Inter IKEA, the Swedish furniture brand's global franchiser, announced on Monday it would cut 850 jobs worldwide as falling consumer confidence, the Iran war, and rising costs force the company to reduce its cost base in order to lower prices.
The company, which manages product sourcing from factories worldwide and supplies 13 franchisees operating IKEA stores across 63 countries, has faced a prolonged squeeze from escalating costs and US tariffs.

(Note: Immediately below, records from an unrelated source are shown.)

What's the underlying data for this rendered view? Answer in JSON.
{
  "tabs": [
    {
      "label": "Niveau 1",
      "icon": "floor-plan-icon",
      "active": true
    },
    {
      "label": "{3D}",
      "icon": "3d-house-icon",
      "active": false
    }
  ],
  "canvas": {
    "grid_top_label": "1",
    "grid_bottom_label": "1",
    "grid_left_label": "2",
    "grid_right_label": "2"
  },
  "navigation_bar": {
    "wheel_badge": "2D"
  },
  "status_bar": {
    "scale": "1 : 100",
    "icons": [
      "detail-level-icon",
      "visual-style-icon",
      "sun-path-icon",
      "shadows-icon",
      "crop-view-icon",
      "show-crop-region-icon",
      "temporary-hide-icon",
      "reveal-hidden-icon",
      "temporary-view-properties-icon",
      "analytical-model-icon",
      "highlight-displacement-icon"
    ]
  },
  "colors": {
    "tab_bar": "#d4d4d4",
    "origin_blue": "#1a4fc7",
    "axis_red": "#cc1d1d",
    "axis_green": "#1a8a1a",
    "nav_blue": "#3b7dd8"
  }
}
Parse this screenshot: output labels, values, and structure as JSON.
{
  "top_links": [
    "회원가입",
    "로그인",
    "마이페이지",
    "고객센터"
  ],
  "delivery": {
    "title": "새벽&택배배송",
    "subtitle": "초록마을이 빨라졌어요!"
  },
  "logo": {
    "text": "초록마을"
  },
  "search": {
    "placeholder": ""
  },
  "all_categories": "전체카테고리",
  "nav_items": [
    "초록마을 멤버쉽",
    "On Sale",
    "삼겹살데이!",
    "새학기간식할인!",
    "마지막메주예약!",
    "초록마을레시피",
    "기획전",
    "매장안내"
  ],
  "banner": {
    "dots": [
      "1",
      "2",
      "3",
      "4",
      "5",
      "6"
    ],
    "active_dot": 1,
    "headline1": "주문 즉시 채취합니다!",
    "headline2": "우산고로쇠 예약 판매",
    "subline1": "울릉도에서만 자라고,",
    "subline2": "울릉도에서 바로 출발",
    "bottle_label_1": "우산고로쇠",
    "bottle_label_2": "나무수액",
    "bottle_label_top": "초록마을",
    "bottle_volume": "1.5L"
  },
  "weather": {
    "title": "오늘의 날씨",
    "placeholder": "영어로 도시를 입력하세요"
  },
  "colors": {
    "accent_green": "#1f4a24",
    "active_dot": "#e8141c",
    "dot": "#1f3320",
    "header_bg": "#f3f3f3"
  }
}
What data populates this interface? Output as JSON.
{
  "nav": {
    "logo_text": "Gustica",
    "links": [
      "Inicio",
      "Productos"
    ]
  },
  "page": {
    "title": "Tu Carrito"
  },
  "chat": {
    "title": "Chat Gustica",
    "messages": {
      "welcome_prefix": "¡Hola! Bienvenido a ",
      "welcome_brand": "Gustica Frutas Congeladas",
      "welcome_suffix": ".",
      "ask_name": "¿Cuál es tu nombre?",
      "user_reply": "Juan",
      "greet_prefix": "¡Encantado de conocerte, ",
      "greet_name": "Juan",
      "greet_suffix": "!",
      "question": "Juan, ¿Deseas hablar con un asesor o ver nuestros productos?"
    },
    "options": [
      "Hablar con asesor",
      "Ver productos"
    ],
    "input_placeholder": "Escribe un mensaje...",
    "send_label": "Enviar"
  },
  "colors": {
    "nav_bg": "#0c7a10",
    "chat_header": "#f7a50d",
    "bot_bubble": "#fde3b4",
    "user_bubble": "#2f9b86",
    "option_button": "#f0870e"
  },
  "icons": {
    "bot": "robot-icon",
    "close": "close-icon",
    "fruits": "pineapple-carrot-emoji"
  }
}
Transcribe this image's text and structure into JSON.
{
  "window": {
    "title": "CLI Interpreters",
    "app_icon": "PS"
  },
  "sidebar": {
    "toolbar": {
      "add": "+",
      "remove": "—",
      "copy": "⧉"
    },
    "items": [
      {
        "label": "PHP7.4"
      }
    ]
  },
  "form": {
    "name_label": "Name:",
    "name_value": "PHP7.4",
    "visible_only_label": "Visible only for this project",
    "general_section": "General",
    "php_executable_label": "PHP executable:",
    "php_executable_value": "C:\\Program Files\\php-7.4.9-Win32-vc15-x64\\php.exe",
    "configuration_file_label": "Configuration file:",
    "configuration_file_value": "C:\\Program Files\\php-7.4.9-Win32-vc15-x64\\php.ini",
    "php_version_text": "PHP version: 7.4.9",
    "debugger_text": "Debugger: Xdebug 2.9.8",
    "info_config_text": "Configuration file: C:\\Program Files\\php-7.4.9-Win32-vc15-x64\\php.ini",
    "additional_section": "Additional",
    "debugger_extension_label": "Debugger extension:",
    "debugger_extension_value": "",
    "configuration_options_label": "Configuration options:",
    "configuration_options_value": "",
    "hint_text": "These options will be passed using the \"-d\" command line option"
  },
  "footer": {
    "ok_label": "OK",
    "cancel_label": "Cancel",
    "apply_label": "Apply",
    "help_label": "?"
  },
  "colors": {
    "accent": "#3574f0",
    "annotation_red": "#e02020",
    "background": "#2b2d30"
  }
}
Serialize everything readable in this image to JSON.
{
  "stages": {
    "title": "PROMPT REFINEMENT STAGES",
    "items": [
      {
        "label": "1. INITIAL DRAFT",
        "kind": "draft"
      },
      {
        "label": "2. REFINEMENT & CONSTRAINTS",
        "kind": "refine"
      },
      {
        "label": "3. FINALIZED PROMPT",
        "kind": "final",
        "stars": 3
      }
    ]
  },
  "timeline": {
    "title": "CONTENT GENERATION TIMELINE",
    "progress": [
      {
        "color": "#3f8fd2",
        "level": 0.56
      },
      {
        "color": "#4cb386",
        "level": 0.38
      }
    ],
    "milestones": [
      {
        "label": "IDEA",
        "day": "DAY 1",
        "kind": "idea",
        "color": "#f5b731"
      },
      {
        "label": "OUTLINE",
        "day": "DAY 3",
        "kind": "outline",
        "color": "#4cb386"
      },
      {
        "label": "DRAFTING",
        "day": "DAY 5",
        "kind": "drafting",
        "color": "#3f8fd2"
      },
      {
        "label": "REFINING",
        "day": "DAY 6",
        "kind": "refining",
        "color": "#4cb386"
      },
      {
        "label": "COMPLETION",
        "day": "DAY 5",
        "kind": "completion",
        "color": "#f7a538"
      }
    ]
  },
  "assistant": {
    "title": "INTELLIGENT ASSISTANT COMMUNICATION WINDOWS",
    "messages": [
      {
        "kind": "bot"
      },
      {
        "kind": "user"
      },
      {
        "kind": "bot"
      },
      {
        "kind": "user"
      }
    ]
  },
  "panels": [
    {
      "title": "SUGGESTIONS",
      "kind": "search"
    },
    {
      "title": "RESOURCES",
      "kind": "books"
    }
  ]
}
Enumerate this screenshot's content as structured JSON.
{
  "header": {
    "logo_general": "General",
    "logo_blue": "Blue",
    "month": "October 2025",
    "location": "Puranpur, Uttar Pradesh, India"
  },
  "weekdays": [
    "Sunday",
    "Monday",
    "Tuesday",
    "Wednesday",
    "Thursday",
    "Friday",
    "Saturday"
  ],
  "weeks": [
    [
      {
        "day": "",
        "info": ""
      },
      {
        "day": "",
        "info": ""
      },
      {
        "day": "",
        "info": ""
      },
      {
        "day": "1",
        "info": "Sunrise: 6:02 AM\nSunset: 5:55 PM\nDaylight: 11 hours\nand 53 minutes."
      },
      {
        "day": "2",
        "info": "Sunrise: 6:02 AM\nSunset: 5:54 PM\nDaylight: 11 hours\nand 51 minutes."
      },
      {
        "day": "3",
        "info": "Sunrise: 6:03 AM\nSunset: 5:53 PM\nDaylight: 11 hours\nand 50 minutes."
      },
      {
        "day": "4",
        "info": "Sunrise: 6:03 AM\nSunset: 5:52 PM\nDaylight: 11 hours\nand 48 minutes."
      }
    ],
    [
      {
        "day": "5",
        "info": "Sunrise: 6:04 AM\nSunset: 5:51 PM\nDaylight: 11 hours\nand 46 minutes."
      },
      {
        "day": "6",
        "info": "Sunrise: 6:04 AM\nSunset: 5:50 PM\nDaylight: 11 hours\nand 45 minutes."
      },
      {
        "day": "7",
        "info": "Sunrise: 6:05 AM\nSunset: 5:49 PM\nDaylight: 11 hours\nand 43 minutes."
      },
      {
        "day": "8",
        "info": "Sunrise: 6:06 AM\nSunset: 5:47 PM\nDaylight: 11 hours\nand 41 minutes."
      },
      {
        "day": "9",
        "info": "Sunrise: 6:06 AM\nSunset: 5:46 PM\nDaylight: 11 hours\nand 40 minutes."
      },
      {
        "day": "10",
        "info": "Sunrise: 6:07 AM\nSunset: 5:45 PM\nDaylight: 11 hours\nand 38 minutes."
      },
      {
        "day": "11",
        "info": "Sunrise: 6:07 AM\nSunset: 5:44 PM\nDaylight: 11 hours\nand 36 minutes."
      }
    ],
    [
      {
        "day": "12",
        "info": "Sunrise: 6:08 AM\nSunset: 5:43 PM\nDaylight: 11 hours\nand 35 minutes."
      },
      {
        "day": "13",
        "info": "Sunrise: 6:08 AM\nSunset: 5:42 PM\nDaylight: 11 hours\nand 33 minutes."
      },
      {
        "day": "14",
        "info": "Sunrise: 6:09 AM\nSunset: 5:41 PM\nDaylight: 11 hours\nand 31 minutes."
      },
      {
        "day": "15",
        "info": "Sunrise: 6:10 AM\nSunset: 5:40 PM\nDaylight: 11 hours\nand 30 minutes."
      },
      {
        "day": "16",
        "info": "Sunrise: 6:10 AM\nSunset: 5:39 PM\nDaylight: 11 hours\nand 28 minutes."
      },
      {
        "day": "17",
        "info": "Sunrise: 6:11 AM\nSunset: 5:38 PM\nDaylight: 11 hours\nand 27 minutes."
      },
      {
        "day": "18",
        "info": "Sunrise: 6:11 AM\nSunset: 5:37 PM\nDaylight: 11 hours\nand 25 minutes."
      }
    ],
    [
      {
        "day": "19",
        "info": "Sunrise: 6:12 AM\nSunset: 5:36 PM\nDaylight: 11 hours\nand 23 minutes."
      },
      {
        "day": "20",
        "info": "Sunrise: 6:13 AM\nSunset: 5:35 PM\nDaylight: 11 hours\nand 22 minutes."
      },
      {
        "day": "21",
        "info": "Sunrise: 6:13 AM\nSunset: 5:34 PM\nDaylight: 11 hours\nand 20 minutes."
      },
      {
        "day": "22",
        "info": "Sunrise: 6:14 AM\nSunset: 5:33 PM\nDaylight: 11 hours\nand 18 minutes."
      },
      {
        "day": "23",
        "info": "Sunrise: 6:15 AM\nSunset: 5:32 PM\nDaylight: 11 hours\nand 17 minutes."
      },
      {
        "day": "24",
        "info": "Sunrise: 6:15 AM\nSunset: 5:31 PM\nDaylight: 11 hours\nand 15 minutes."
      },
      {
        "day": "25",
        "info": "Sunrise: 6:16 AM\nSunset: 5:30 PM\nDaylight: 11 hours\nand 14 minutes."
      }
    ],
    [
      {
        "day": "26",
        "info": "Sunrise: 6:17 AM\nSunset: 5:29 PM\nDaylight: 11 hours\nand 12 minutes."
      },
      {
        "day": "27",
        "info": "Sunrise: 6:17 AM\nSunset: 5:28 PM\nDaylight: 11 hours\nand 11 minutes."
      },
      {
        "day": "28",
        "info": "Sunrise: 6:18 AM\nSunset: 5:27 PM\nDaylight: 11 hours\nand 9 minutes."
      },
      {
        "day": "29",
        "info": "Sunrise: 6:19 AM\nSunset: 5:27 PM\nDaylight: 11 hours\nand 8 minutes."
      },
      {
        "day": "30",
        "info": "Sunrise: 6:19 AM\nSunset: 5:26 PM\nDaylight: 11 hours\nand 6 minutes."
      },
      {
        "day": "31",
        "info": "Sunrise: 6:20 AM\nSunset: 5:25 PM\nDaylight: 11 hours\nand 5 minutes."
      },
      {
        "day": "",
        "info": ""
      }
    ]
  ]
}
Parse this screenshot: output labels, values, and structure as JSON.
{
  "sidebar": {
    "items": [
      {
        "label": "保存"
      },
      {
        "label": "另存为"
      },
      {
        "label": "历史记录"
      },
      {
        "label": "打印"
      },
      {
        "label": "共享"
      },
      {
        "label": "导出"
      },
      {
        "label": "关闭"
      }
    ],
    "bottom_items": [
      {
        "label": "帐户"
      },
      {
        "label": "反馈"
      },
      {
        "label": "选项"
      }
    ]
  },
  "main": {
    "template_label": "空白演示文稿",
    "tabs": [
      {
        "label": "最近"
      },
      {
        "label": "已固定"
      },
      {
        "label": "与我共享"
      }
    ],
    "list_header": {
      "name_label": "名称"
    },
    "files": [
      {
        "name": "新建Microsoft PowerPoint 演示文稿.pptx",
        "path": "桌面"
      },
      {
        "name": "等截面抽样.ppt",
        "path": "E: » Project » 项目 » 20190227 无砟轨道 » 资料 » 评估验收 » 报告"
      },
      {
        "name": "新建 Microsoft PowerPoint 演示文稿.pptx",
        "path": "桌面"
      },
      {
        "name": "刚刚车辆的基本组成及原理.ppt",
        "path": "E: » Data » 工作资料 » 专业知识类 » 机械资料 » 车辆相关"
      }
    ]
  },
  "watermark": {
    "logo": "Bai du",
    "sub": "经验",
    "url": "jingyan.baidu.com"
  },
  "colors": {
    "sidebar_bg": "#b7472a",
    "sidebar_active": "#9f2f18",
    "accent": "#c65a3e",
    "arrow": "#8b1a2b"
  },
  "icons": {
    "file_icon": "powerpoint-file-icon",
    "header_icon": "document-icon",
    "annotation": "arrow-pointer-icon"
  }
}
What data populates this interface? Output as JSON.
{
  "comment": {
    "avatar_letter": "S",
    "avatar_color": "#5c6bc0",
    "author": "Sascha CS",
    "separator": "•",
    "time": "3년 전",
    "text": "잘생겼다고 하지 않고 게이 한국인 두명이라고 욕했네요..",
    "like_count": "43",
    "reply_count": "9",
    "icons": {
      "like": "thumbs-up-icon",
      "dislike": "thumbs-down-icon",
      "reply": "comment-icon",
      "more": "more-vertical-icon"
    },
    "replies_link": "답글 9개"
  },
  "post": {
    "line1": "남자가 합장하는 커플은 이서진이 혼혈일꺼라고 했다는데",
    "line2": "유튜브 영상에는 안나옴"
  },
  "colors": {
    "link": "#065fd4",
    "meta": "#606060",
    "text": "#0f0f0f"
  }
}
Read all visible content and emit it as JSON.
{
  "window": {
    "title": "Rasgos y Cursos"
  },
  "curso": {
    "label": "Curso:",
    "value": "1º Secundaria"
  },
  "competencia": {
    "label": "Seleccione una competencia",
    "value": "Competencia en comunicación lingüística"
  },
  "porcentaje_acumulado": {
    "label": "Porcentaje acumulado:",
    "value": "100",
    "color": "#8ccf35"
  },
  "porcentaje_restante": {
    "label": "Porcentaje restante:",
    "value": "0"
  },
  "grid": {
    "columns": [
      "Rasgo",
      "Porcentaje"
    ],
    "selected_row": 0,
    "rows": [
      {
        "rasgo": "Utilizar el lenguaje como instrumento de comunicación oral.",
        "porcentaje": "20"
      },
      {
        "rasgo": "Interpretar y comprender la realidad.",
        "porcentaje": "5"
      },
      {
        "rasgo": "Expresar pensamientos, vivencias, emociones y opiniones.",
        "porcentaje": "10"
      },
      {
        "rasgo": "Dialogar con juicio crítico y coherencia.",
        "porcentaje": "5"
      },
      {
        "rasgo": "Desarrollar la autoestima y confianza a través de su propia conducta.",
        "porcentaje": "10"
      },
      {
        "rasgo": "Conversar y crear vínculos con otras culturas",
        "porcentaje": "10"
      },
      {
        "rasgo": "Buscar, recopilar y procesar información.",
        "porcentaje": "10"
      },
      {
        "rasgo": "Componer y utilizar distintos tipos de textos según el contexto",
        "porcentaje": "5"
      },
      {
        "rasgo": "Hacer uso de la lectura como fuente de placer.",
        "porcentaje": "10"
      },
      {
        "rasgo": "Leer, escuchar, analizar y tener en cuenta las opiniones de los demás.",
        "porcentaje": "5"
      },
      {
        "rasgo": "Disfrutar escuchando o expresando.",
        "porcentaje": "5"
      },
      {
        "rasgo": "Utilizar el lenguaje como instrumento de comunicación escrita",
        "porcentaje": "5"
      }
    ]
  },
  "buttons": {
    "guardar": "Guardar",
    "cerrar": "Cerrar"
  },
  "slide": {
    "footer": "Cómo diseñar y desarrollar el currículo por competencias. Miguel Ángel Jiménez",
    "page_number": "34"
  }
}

The redundancies represent around 3 per cent of Inter IKEA's 27,500-strong workforce, with 300 of the affected roles based in Almhult, Sweden, where IKEA was founded in 1943.
Inter IKEA chief financial officer Henrik Elm told Reuters the restructuring was driven by the need for greater operational agility. "We need to become faster, shorten the decision-making processes, and simply concentrate our efforts on these priorities," he said.
Elm said a long-running decline in consumer confidence had been "accelerated" by the Iran war, which has pushed fuel prices sharply higher, eroding household budgets and reducing willingness to spend on non-essentials such as home renovation or new furniture. "In times when consumer confidence is very much affected, the disposable incomes are really going down for many, especially the consumers we want to reach," he said.
The CFO made clear the connection between cost reduction and pricing strategy. "Our ability to lower the prices so they can afford IKEA is more essential than ever before, and of course you can't achieve that if you have too high a cost base," Elm added.
The job cuts come after IKEA reported two consecutive years of declining sales, prompting leadership changes at both Inter IKEA and its largest franchisee, Ingka Group, which owns most IKEA outlets worldwide. Both companies appointed new chief executives late last year.
Ingka announced plans in March to cut 800 office-based positions, and has committed more than 5 billion euros in investment between 2024 and 2026 to open new locations and refurbish existing stores. The group is testing whether renting floor space to other brands can increase footfall and generate revenue from its large retail premises.
Inter IKEA is also in the midst of a strategic shift away from its traditional large suburban warehouse format towards smaller city-centre locations, as both companies work to rebuild sales volumes among cost-conscious shoppers.